Wednesday, July 17, 2019


We decided recently that we needed to have Little Goober here for sleepovers more often. We want it to seem routine, and not some kind of banishment, if he needs to come stay here for a few days when his little sister arrives. Usually he's running around like a mad man, hopping from one toy or project to the next, but Sunday morning I realized he had been very quiet for a while. Too quiet. So I got up to check on him, and this is what I found.

The kid had taken all the many Paw Patrol vehicles my friend Paula had passed on to him, and stacked them up one by one, in perfect balance, upon his pirate ship.

When he let Papa add a piece to the tower, it didn't work out so well. He didn't mind. He just started over again.

This time we got to watch the process, as he let each new piece hover in the air over several different spots until something told him "This is it. This is where it belongs."

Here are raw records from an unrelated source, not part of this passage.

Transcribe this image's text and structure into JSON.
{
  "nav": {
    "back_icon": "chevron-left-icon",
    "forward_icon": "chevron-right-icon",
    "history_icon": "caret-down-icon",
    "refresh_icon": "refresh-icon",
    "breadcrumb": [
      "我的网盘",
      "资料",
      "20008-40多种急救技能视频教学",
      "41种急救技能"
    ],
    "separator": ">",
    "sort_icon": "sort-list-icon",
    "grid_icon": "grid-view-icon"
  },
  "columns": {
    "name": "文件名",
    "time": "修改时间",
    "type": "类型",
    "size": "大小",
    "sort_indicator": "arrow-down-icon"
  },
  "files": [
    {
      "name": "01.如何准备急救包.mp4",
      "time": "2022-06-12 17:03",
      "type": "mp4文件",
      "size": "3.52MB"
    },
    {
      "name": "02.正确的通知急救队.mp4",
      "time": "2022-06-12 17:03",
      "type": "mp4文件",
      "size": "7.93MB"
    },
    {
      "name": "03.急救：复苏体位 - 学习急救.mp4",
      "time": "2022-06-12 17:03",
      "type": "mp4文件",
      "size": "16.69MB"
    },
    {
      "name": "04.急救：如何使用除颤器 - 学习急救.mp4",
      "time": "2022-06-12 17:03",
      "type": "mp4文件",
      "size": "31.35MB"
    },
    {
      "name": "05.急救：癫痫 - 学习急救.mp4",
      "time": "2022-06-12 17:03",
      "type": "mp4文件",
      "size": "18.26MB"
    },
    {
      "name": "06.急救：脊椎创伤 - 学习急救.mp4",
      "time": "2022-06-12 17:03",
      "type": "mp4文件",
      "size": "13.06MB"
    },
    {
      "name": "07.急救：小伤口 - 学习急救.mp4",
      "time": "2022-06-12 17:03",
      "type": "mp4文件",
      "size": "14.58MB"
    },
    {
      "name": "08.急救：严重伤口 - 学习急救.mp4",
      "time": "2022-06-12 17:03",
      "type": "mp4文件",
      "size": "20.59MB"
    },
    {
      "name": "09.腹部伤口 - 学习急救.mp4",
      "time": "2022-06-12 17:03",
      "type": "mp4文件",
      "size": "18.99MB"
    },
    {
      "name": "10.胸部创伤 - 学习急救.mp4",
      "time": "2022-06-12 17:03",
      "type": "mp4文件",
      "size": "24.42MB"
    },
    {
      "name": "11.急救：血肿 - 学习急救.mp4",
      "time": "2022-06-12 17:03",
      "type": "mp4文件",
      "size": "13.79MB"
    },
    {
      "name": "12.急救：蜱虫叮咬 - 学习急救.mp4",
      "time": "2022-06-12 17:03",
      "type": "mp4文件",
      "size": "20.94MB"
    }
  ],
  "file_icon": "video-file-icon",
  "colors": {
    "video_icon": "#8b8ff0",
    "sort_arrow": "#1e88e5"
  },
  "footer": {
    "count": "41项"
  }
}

All I can say is, the kid definitely has an eye for balance!

Monday, July 15, 2019


Pretty much every important life lesson I have learned came, not from my parents or teachers, but rather from books. Not from the books I had to read at school, but from the ones I chose to read on my own. And, if I had to choose the one author who taught me the most, if would surely be Barbara Kingsolver, my very own Aristotle. From politics and parenting to religion, natural science, history, and the production and consumption of food, she's pretty much covered it all. Most importantly, she taught me these lessons, not by saying "you must do this" or "you can't do that", but simply by drawing me into a really good story, sharing many different points of view, then letting me decide what made sense, and what didn't.

With her latest blockbuster, Unsheltered, she knocks it out of the park yet again, and in a most timely manner. She forces one to ask some very hard questions of oneself, such as, what do you do when the world you were born into -- the one they promised would only get better and better, and which you felt entitled to -- turns into something you no longer even recognize? What if you did everything right, just as you were supposed to, but life still turned out wrong? How will you handle it? Will you hide in your little bubble, pretending nothing has changed, or will you figure out how to adapt, and get to it? Is life really about the survival of the fittest?

Thank you, Ms. Kingsolver, for always forcing me to think the hard thoughts, and to become a better person for it.